Contra los vaticinios de los zahoríes locales, no hay una regresión ultraconservadora en Europa. Detrás de esa ripia que airean juglares de baja ralea como Sarah Santaolalla, se encuentra un miedo fundado: el fracaso de las capacidades taumatúrgicas de la voluntad.
No habrá un mundo ni un hombre nuevo porque la masa lo desee, Delgado-Gal dixit. Tampoco por invadir el circuito de la Vuelta a España. Lo lamento, queridos amigos: son ustedes más intuitivos que una máquina de hilar victoriana. No hay reducción a escombros que garantice la constitución de una sociedad nueva.
Quizá las preguntas de un obrero que lee, formuladas en su día por el icónico comunista Bertolt Brecht, son paradójicamente la constatación de que somos hijos de un pasado inextirpable. Todo se lo debemos a un tercero, y todo es obra de todos. Tan fácil como esto.
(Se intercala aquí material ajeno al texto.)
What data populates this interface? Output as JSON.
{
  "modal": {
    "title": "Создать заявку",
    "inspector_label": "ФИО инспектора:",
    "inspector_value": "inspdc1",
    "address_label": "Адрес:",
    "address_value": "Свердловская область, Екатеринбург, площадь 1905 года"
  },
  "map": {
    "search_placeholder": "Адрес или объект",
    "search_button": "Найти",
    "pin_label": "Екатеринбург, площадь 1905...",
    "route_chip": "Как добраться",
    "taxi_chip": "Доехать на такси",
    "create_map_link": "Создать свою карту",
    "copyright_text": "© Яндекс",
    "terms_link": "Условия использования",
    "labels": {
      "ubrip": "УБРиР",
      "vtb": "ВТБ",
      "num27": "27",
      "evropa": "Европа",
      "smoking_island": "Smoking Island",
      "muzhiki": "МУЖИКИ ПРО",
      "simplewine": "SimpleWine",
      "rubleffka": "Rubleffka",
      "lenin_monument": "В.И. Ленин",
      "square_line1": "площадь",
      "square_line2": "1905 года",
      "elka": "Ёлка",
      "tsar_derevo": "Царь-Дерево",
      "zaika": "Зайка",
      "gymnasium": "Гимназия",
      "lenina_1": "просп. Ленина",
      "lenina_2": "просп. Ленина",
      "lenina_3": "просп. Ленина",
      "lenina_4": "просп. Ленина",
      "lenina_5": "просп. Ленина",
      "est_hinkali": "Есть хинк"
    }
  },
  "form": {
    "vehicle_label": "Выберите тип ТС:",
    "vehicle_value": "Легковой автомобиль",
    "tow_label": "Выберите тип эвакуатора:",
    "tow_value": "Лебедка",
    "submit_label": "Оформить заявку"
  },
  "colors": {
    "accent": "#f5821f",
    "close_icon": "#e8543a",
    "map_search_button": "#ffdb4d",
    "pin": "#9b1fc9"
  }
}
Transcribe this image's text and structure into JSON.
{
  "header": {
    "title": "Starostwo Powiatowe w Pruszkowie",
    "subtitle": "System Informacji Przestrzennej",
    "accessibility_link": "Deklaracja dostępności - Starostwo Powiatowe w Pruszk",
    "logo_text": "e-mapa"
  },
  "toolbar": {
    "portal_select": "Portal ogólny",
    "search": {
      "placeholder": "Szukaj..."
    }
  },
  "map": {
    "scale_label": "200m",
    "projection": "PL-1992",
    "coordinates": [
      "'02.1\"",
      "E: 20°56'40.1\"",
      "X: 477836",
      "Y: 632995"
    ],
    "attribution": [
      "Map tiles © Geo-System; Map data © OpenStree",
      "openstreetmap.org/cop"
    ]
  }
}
Quizá, e insisto en el quizá, el verso de la Internacional “del pasado hay que hacer añicos” ha alimentado, en parte, la verdadera amenaza contemporánea: el individualismo.
Un itinerario filosófico-político que fácilmente, y a los hechos me remito, nos conduce del idealismo al irracionalismo. Dicho de otro modo, del compromiso con quienes nos precedieron al viajecito para desconectar en Bali aprovechando el Día de Todos los Santos. No nos engañemos: nuestros jóvenes están obsesionados con desarrollar su individualidad y romper con cualquier estructura dada. Si quieres, puedes. Si quieres, eres; pregonan los pirómanos de la convivencia.
Un coaching que embadurna todo cuanto hacemos, y empuja al pobre a invertir sus ahorros en bolsa o a almas cándidas a montar una sentada en favor de los civiles asesinados en Gaza, creyendo que a Netanyahu le temblarán las piernas.
Es por ello que no hay reacción conservadora, porque el conservadurismo, el del viejo Burke preocupado por la revolución francesa de 1789, resulta inexistente en la Cámara y está tocado de muerte en la calle.
La izquierda posmoderna y el liberalismo ultramontano coinciden en un máxima: progresar es barrer toda constricción biográfica. En cambio, el conservador, el real y no su caricatura, nunca defenderá abandonar aquello que fue ni supeditará su destino al libre albedrío de las bajas pasiones.
Esta Europa sin apenas cimiento moral, necesita conservadores críticos con la razón como valor absoluto, atentos a la realidad social de la mayoría de sus conciudadanos, y feroces enemigos del trampantojo autodeterminista que unos y otros imponen.